Connections Details of the LC Filter:

• Take the two output wires from the transformer secondary — this is your 220V AC (square wave).
• Now we connect a series inductor (L) in one of the wires — just one wire, like in series, not both wires.
• Then after the inductor, we put a high voltage capacitor (C) across the output, like between the two wires, that is parallel to the load.

Now to caalculate the values of the L and C, you can use the following calculator:

How to Decide this fc Value?

We do not want to block 50Hz because that is our main signal.
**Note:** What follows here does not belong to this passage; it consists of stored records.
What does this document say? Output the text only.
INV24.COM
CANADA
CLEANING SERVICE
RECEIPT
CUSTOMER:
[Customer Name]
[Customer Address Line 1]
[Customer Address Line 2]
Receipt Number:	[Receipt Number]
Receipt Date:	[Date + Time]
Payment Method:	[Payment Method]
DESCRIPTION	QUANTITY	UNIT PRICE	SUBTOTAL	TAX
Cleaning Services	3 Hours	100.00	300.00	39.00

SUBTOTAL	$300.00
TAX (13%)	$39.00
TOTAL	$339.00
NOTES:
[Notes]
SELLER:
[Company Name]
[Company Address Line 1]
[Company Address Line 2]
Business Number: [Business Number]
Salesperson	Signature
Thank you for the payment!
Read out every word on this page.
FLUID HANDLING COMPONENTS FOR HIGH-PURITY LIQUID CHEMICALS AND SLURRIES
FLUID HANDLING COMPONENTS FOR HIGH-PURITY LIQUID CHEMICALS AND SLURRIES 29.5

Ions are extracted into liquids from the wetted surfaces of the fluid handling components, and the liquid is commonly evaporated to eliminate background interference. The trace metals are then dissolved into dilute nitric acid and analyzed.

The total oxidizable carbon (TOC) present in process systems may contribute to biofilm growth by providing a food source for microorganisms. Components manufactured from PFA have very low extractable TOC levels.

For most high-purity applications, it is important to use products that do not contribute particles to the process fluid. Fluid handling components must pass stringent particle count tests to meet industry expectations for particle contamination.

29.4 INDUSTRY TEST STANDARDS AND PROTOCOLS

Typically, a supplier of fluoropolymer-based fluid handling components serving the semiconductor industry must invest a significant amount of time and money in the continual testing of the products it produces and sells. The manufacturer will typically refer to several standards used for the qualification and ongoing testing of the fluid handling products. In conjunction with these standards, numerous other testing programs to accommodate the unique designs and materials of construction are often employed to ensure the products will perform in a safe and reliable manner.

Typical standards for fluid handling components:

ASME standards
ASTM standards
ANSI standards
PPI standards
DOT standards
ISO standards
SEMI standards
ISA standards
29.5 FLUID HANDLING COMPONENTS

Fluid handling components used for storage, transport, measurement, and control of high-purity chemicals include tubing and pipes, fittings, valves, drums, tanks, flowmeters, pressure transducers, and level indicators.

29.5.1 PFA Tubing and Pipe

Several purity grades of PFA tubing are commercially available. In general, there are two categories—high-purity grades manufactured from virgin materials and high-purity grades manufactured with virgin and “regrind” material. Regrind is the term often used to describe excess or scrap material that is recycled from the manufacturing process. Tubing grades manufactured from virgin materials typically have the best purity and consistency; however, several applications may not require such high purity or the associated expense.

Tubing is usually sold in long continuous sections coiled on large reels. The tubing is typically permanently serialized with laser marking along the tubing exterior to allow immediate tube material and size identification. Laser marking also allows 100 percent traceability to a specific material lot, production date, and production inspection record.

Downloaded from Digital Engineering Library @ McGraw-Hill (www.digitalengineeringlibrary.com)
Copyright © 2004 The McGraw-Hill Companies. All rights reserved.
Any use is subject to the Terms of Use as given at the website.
We want to block the switching frequency harmonics like:

• 300Hz
• 600Hz
• 1kHz
• And higher junk frequencies

So we choose fc just above 50Hz but much below the unwanted high frequencies.

Rule of Thumb:

You can select cut-off (fc) between:

3 × main frequency......... upto 10 × main frequency

Example:

If your inverter PWM has big amount of noise like around 1kHz to 3kHz, then you pick fc = 300Hz, so that:

• 50Hz passes cleanly.
• Above 300Hz (like 1kHz, 2kHz) get blocked fast.
• Gives smooth sine output.

Final Tip:

So just take 5 or 6 times the 50Hz, then:

fc ≈ 50 × 6 = 300Hz

It is a safe and effective choice for LC filter to clean inverter waveform.

Example Calculations:

Now let me give you a clear manual example calculation using our default values so visitors can verify the tool step-by-step.

Let us assume:

Vrms = 220V
P = 500W
f = 50Hz
fc = 300Hz

STEP 1: Calculate Load Current

I = P / Vrms

I = 500 / 220
I = 2.27 A

So the load current is:

I ≈ 2.27 A

STEP 2: Calculate Inductive Reactance Term

XL = 2 × pi × fc

XL = 2 × 3.1416 × 300
XL = 1884.96

STEP 3: Calculate Inductor Value

Your formula:

L = Vrms / (XL × I)

Substituting:

L = 220 / (1884.96 × 2.27)

First multiply denominator:

1884.96 × 2.27 = 4278.86

Now divide:

L = 220 / 4278.86
L = 0.0514 H

Convert to mH:

L = 0.0514 × 1000
L = 51.4 mH

So,

Suggested Inductor ≈ 51 mH

STEP 4: Calculate Capacitor Using Resonance Formula

Formula used in your code:

C = 1 / ((2 × pi × fc)^2 × L)

First calculate:

2 × pi × 300 = 1884.96

Now square it:

1884.96^2 = 3,553,057

Now multiply with L:

3,553,057 × 0.0514 = 182,694

Now invert:

C = 1 / 182,694
C = 0.00000547 F

Convert to microfarads:

C = 0.00000547 × 1,000,000
C = 5.47 uF

So,

Suggested Capacitor ≈ 5.5 uF

FINAL VERIFIED RESULTS

Load Current ≈ 2.27 A
Inductor ≈ 51 mH
Capacitor ≈ 5.5 uF

Important Practical Note

This is a simplified theoretical LC design. In real inverter systems:

• Inductor current rating must be higher than 2.27 A (preferably 1.5× to 2× margin).
• Capacitor must be AC rated (polypropylene recommended).
• ESR and inductor DCR will slightly shift cutoff.
• Final tuning is usually done experimentally.